L.A.S., [Rome] 28 janvier 1898, à un ami; 4 pages in-8 (petit trou par brûlure affectant qqs lettres, bords inégaux). Importante lettre sur l'affaire Dreyfus. Il répond à la place de Madeleine; ils trouvent « parfaite » cette lettre de Marcellus [son beau-frère Marcel Drouin], et pas seulement parce qu'il pense comme eux. « Cette école de politique nous mûrira tous, et, quant à nous deux mon cher vieux, nos pensées (quoi que tu fasses) se comprennent trop bien, pour que de nos discussions futures ne sorte pas quelque profit, pour l'un comme pour l'autre - ou bien ce serait à la grande honte de nous deux. [...] Ce qu'il y a de dégoûtant, je le sais bien, c'est qu'ils s'en fichent pas mal, de l'innocence de Dreyfus (comme vous de sa culpabilité, d'ailleurs). Ces beaux noms de justice, d'humanité, etc. abritent les plus violentes factions, et pour 3 ou quatre honnêtes esprits dont on profite, une troupe de voleurs marche je le sais derrière eux. Ne crois pas, ni Valéry, que je sois là suiveur ou dupe. - Si la France est vraiment en danger on ne saura se tenir trop ferme et je pense bien que tu n'as jamais douté du dévouement latent qui se trouvait en Drouin ou en moi. - Mais, cher ami - une fois le danger passé, (et seulement alors) nous pourrons peut-être causer, - nous demander si l'on ne peut concevoir un gouvernement républicain qu'arbitraire et si ce qu'on respecte enfin dans une république, ce devant quoi l'on s'incline, ce sont des hommes ou des lois. - Le sentiment de la loi violée, non plus par un homme souverain, mais par un groupe d'hommes - le sentiment de la loi violée est abominable: crois bien que cela seul a soulevé nos passions... » Le danger passé, ils pourront théoriser à loisir, mais en attendant il ne s'agit pas de chercher à montrer que l'on a des sentiments admirables, mais de chercher à avoir les sentiments les plus utiles à une patrie qui souffre et que beaucoup « travaillent à disloquer »... Il l'embrasse, et ajoute: « Songe que je suis loin et donc facile à accabler devant Valéry ou ton frère Louis. Tu vois tout ce que je veux dire »...

Estimation : 800 - 1 000 €

Vente jeudi 28 juin à 14h, Salle des ventes Favart, 3, rue Favart 75002 Paris.
Expositions publiques mercredi 27 juin de 10h à 18h et jeudi 28 juin de 10h à 12h.



Un exemplaire de l'édition originale du Voyage d'Urien illustré par Maurice Denis passe enfin en vente le 4 juillet. Pas n'importe quel exemple exemplaire pusiqu'il s'agit de celui de Pierre Bonnard comme l'atteste l'envoi de Maurice Denis.


Lot n° 89
GIDE (André) - DENIS (Maurice)
Le Voyage d'Urien.

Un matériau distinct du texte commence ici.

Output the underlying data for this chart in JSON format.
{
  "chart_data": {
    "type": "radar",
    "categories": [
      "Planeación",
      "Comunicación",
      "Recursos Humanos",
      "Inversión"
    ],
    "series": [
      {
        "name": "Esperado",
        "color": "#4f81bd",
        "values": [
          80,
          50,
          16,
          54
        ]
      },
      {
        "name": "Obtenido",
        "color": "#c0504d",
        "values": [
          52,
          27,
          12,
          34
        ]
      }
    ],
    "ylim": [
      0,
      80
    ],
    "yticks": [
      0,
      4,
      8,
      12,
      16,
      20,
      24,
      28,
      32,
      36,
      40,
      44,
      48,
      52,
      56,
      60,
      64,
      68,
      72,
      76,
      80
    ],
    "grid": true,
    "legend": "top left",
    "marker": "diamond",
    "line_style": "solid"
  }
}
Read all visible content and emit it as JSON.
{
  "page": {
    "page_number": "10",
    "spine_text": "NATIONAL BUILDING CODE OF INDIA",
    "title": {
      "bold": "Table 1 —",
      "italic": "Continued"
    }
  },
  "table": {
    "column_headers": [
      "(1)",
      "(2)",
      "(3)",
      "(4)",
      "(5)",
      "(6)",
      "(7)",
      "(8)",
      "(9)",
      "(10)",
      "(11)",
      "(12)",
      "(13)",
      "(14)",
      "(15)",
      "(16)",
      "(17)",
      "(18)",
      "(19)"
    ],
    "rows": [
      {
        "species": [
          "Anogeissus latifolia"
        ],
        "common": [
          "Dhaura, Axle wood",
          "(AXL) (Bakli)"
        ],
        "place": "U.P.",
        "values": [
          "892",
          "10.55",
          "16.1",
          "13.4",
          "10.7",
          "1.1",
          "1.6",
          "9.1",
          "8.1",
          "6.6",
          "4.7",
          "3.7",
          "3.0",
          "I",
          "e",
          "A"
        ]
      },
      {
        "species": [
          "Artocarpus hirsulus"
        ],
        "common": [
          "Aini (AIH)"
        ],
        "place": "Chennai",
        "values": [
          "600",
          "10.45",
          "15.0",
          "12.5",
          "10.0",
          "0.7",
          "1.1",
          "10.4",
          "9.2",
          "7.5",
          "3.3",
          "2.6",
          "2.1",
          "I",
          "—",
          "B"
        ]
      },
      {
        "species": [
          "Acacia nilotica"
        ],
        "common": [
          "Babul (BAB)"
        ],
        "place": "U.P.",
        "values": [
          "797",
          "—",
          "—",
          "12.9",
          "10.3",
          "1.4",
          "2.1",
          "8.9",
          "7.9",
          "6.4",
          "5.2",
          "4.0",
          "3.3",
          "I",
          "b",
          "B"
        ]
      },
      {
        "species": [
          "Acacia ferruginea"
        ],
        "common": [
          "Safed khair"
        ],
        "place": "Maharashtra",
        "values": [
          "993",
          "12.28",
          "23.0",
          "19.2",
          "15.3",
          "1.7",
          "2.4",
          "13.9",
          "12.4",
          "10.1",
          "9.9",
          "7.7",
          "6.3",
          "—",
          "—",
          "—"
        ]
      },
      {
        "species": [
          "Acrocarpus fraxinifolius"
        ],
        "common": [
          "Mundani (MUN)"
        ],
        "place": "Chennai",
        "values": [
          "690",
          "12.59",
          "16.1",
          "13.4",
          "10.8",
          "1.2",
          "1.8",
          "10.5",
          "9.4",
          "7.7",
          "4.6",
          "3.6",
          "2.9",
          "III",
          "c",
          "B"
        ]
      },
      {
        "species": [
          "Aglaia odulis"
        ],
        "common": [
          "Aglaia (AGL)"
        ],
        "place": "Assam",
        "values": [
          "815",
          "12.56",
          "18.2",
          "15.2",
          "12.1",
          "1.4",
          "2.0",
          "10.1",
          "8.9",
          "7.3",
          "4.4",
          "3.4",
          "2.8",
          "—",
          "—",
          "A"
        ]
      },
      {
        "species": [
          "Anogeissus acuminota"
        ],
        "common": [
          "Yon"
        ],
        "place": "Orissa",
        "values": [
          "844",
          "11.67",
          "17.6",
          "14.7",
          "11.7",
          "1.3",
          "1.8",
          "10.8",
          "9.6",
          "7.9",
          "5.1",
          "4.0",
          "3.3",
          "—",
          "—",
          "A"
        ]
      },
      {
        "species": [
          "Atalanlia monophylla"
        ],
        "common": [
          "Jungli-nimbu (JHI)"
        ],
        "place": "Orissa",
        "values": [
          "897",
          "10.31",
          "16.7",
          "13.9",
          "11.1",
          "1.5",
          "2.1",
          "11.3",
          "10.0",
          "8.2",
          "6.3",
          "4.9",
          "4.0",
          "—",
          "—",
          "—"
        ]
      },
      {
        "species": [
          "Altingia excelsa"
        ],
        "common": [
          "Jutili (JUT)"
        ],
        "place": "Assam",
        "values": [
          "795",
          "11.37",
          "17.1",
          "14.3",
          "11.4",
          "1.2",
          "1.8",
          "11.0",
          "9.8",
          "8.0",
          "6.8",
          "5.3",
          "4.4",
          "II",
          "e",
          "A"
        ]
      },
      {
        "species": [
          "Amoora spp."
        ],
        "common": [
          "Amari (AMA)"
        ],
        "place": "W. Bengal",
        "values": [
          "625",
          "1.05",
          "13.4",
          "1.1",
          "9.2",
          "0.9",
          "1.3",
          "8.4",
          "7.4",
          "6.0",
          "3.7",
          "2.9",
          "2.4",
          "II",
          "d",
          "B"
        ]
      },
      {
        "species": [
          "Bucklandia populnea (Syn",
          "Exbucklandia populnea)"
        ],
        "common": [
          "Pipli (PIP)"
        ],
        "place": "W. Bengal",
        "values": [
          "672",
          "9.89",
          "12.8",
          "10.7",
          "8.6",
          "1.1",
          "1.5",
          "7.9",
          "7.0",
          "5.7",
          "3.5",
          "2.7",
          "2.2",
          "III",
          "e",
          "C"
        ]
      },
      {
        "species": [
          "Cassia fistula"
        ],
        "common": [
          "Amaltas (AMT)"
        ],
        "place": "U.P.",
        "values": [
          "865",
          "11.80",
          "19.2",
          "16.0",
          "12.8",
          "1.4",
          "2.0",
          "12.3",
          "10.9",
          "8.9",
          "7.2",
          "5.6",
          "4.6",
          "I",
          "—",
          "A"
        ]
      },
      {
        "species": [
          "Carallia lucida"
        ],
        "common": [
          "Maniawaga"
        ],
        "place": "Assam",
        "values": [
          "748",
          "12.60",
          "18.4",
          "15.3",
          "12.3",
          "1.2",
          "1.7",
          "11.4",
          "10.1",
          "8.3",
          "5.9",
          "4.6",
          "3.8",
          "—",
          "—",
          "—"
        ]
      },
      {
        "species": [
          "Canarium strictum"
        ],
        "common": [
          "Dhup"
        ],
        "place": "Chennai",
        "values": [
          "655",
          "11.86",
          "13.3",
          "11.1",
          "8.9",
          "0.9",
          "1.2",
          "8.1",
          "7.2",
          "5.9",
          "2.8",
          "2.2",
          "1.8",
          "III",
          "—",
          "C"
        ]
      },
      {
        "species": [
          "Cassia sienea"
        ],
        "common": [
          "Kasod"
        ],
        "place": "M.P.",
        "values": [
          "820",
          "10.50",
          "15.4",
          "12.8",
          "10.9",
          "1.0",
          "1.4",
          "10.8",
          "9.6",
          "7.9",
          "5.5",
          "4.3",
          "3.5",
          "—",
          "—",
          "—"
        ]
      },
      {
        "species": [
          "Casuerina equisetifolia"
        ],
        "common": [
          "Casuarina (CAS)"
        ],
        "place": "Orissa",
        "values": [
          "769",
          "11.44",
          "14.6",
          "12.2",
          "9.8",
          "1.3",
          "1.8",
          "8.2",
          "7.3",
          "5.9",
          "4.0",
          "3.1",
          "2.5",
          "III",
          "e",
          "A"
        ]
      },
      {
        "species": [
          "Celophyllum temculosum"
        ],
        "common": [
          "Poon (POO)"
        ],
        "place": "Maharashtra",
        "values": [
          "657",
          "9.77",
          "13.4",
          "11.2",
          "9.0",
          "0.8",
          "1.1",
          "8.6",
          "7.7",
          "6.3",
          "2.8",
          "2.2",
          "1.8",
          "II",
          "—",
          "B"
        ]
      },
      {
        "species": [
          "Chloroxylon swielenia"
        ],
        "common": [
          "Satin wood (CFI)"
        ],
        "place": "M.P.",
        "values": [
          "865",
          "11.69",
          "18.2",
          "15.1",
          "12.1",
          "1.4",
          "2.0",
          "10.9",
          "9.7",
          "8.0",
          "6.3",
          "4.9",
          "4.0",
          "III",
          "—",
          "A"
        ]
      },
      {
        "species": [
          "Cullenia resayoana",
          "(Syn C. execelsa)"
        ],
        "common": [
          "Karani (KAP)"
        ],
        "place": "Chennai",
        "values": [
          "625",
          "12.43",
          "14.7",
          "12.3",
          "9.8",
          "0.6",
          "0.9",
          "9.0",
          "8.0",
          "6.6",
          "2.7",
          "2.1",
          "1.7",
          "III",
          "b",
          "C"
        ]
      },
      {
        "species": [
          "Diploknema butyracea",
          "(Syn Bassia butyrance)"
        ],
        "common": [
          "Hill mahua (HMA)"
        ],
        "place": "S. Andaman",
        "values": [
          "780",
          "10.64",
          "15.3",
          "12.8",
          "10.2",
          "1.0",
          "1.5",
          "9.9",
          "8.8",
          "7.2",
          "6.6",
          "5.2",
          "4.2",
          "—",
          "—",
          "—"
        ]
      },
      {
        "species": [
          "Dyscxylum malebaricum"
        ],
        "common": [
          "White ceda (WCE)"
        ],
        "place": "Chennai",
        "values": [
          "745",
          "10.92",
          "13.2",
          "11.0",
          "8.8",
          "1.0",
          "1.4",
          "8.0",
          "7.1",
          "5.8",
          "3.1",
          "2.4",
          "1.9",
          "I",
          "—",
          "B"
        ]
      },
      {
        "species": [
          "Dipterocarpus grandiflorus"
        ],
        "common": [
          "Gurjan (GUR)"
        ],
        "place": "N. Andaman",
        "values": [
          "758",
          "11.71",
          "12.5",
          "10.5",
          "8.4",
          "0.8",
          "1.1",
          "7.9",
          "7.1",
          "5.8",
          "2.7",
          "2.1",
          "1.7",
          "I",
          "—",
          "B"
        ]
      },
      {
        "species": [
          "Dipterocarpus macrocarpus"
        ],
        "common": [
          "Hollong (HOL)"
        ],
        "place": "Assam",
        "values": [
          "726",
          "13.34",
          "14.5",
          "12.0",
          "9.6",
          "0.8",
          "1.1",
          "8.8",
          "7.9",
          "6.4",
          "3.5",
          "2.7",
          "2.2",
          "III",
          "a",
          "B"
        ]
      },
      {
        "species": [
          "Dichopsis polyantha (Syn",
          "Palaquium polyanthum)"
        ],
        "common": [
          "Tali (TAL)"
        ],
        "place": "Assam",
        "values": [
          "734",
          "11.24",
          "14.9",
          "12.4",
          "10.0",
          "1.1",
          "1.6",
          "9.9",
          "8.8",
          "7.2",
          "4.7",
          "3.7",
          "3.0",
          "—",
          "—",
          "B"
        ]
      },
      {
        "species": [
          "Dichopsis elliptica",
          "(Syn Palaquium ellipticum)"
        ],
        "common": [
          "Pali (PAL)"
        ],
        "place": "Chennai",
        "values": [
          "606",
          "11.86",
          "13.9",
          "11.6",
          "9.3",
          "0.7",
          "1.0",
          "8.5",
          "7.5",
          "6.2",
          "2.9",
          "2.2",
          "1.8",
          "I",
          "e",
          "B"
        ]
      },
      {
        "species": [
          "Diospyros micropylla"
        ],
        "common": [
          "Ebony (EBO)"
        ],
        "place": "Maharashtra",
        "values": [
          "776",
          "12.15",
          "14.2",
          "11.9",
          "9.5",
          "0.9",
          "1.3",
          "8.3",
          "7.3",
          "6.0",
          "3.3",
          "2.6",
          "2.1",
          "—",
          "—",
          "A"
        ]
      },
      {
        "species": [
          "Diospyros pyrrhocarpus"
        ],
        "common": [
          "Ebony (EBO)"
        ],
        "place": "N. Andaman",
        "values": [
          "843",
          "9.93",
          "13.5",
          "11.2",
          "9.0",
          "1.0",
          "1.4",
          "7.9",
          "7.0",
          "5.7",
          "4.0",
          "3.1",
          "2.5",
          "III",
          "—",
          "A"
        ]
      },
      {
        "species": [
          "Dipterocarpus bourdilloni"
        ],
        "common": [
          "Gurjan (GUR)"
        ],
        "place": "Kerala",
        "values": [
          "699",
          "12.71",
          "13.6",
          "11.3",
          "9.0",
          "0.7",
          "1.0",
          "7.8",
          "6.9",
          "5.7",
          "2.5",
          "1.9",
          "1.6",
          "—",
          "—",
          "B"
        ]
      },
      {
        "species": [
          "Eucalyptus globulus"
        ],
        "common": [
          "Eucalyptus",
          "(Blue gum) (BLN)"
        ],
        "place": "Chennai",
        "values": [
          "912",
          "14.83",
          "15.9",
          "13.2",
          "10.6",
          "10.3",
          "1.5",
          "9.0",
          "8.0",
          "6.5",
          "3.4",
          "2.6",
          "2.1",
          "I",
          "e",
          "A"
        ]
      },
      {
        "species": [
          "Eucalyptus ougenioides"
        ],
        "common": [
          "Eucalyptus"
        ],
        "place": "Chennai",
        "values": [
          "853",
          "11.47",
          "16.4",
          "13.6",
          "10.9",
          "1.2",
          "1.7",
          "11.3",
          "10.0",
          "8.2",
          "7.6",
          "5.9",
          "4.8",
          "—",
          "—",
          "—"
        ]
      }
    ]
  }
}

Paris: Librairie de l'art indépendant, 1893. - In-8, (3 ff.), 105 pp., (2 ff.), couverture illustrée. Broché, non rogné, couverture rempliée. ÉDITION ORIGINALE ILLUSTRÉE DE 30 LITHOGRAPHIES ORIGINALES DE MAURICE DENIS. C'est après avoir vu les œuvres que le jeune Maurice Denis avait réalisées pour Sagesse de Verlaine, que Gide proposa à l'artiste d'illustrer son Voyage d'Urien. Gide n'avait que 23 ans et Denis 22. Leur amitié perdura jusqu'à la mort de Maurice Denis en 1943. Le Voyage d'Urien est une véritable œuvre collective où les deux auteurs sont présentés sur le même plan. Les lithographies sont deux petites œuvres d'art, dont le ton des couleurs évolue de concert avec le récit, d'une couleur bistre au début à une couleur verdâtre à la fin. Tirage limité à 300 exemplaires numérotés. PRÉCIEUX EXEMPLAIRE DE L'ARTISTE PIERRE BONNARD, ENRICHI DE CET ENVOI DE MAURICE DENIS: "à mon cher Bonnard. Maurice Denis". Dos gauchi et quelques rousseurs sur la couverture

Estimation : 3 000 / 4 000 €

Vente mercredi 4 juillet à 14h, Salle des ventes Favart, 3, rue Favart 75002 Paris.
Expositions publiques vendredi 29 juin, lundi 2 juillet, mardi 3 juillet de 10h à 18h et mercredi 4 juillet de 10h à 12h.